Di media sosial sempat beredar kabar bahwa vaksinasi COVID-19 dapat menyebabkan terjadinya pendarahan dalam tubuh atau pembuluh darah pecah sebagai efek samping dari pelaksanaan vaksin.
Menyikapi informasi ini, Direktur RS Pusat Otak Nasional, Mursyid Bustami menegaskan kabar tersebut tidak benar.
Ia mengungkapkan, hingga saat ini belum ada bukti ilmiah yang kuat dan valid yang menunjukkan ada kaitan antara pemberian vaksinasi COVID-19 dengan terjadinya pecahnya pembuluh darah.
“Terkait adanya info bahwa vaksin berisiko menyebabkan stroke pendarahan otak, kami klarifikasi bahwa secara ilmiah pun tidak ada hubungan antara stroke pendarahan dengan vaksin COVID-19,” tegas Mursyid.
Efek samping yang mungkin timbul, menurut Mursyid sifatnya masih sangat ringan dan mudah diatasi seperti demam, nyeri, mengantuk, lapar dan lain sebagainya. Efek samping ini pun biasanya tidak berlangsung lama, maksimal 2 hari pasca penyuntikan vaksin.

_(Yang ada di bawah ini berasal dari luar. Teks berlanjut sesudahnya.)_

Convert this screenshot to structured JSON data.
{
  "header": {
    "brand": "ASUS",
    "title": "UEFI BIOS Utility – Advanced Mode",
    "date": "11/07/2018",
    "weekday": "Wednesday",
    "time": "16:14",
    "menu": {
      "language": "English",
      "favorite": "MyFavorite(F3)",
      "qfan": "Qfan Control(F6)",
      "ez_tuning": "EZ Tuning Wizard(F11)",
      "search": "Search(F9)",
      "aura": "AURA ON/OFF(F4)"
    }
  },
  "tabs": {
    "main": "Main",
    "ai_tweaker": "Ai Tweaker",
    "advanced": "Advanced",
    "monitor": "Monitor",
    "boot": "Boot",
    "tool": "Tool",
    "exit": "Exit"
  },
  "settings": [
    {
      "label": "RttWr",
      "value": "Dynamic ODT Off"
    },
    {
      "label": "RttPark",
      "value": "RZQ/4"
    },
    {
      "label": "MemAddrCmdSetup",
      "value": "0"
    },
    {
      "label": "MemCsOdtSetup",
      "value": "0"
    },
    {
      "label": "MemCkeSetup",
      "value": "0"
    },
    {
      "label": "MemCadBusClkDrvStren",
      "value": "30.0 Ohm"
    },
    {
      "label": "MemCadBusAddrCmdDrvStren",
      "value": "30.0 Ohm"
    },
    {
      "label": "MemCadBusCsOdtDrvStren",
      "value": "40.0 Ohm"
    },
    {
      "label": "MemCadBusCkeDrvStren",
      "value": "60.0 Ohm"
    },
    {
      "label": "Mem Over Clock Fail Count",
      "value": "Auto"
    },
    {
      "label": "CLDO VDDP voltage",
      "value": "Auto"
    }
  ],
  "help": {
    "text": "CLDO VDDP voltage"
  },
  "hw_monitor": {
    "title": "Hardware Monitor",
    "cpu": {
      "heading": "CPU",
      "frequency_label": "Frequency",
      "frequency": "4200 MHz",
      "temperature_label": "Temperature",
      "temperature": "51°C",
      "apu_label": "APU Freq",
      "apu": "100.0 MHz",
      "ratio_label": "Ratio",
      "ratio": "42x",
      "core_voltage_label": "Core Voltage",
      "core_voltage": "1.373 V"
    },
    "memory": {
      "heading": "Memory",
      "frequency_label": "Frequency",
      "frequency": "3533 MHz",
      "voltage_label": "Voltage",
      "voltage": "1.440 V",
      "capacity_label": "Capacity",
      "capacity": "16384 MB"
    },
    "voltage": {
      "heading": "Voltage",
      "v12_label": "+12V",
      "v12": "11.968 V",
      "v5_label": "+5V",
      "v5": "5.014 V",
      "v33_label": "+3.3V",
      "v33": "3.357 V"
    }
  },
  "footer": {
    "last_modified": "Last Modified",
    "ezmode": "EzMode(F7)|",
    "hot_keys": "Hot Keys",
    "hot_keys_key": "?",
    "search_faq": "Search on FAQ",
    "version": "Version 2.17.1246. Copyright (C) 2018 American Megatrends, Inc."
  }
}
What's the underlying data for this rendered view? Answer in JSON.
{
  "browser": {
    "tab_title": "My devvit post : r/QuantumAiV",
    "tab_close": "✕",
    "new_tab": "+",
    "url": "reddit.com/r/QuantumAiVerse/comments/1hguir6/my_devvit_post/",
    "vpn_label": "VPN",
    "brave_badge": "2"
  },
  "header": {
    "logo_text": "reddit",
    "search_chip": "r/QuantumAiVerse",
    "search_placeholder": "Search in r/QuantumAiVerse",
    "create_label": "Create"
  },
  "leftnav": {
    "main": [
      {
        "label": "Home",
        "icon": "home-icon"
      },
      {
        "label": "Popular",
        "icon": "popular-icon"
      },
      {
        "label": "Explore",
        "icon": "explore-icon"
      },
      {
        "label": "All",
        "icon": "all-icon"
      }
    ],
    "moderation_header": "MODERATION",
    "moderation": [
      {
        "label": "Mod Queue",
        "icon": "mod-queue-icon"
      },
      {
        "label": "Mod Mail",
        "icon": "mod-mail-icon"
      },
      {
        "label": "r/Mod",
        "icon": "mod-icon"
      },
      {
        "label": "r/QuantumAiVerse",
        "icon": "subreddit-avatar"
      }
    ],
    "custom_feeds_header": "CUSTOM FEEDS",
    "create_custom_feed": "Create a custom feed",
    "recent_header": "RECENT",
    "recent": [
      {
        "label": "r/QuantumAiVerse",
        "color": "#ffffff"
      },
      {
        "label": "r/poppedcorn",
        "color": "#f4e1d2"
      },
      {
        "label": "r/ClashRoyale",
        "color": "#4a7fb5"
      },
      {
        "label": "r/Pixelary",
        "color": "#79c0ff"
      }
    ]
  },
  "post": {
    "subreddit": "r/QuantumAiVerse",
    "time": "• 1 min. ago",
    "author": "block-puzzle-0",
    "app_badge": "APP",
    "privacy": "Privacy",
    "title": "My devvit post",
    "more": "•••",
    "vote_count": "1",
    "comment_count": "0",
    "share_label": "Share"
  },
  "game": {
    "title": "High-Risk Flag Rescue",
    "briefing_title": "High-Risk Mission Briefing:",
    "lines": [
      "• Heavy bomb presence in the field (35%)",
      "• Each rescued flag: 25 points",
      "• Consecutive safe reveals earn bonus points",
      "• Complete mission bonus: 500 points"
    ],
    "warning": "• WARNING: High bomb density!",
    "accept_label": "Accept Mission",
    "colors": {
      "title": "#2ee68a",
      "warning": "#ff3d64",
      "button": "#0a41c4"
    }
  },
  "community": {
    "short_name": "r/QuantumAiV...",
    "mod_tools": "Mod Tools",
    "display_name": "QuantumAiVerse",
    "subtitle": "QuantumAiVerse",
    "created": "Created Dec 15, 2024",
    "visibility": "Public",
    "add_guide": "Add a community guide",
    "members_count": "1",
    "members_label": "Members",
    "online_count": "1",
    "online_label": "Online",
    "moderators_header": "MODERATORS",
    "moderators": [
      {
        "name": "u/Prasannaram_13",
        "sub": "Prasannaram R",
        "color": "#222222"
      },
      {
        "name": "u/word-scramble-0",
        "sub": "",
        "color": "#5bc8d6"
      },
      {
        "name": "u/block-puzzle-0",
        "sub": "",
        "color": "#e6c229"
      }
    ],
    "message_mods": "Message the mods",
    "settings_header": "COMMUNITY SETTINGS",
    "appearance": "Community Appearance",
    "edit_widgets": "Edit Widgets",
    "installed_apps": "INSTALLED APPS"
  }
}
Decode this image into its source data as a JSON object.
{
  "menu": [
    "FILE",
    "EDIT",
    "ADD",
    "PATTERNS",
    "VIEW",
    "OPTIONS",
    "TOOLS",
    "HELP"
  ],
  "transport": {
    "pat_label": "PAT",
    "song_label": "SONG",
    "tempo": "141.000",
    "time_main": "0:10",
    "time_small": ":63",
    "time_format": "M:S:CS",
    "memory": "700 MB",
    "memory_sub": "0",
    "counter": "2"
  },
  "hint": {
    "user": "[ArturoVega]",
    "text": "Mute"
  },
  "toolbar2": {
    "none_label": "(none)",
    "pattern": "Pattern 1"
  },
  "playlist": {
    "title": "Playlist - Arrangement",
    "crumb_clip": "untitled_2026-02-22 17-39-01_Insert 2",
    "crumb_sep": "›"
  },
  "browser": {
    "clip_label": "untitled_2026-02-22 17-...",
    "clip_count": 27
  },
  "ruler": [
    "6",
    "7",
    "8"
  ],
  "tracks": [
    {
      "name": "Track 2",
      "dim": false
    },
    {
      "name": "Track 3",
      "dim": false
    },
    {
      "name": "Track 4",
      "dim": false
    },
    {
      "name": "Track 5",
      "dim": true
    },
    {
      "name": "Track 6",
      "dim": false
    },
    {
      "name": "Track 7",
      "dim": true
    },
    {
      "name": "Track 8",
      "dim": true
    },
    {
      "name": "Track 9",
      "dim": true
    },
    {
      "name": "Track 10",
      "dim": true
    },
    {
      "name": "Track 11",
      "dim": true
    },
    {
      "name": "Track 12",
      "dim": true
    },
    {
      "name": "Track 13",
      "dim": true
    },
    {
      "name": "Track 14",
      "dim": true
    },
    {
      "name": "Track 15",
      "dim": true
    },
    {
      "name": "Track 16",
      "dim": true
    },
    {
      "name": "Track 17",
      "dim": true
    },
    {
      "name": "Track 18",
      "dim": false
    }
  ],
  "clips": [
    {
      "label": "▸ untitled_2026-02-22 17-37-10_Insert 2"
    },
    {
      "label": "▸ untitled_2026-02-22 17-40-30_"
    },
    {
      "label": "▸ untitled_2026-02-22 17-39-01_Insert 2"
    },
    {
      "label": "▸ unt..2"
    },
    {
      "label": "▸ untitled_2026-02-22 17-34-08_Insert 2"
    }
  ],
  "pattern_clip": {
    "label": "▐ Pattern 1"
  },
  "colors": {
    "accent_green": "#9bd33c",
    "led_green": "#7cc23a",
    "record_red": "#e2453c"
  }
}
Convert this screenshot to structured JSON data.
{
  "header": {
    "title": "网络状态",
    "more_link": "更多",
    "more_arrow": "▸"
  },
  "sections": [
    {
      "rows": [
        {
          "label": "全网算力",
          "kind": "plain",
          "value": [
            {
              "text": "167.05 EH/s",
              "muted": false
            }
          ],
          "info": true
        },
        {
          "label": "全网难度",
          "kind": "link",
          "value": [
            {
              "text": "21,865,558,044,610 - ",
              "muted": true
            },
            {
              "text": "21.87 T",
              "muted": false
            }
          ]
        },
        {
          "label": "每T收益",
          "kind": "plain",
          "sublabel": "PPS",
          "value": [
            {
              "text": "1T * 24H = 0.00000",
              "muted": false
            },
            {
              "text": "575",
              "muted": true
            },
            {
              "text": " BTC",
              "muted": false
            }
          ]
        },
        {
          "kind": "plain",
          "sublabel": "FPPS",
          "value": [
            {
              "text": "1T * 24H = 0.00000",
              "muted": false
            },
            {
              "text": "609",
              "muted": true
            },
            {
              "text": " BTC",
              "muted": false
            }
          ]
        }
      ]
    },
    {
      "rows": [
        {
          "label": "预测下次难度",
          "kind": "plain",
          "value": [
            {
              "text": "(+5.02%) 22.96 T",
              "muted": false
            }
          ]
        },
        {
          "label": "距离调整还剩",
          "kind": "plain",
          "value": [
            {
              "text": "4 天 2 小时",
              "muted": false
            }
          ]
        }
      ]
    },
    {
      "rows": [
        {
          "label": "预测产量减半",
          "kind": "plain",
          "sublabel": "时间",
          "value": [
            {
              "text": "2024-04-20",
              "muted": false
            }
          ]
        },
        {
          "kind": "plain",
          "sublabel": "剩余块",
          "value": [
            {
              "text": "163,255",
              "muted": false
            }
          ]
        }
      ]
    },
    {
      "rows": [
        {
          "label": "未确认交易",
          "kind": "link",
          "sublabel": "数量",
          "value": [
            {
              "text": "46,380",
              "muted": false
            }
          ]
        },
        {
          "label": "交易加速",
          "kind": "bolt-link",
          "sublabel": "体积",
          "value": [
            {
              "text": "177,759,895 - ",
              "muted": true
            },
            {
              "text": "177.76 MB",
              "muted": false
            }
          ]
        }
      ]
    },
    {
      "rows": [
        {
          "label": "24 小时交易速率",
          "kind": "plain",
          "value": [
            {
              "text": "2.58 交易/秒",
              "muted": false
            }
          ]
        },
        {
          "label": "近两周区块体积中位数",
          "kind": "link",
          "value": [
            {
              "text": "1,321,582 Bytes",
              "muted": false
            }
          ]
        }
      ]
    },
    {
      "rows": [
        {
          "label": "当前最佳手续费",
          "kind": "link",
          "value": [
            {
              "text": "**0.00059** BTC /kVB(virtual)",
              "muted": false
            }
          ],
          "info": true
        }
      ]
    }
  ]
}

Lebih lanjut, ia menjelaskan sekitar 20 persen stroke pendarahan disebabkan karena adanya penyumbatan pada pembuluh darah dengan penyebab utamanya karena tingginya faktor risiko tertentu dan bukan disebabkan oleh vaksin COVID-19.
Mursyid mengungkapkan faktor risiko stroke dapat menjadi common rezpector (faktor resiko bersama) seperti di antaranya:
- Diabetes
- Hipertensi
- Pola makan yang buruk
- Merokok
- Obesitas
- Kurang aktivitas fisik
- Alkohol, dan
- Narkotika.
”Kalau stroke pendarahan biasanya adalah penderita hipertensi. Yang terjadi adalah tidak kuatnya pembuluh darah menahan tekanan darah yang tinggi, sehingga terjadilah kebocoran,” ungkapnya.
Kendati demikian, ia memaparkan ada dua faktor risiko terkait terjadinya hal tersebut, yakni yang bisa dikendalikan dan tidak bisa dikendalikan.
Faktor risiko yang bisa dikendalikan sebaiknya dicegah sedini mungkin agar tidak menjadi bom waktu kedepannya. Upaya pencegahan yang bisa dilakukan adalah mulai menerapkan pola hidup bersih dan sehat.
“Tidak melakukan aktivitas yang dapat menimbulkan masalah kesehatan di masa depan seperti merokok, konsumsi minuman beralkohol, batasi konsumsi gula, garam dan lemak,” ucap Mursyid.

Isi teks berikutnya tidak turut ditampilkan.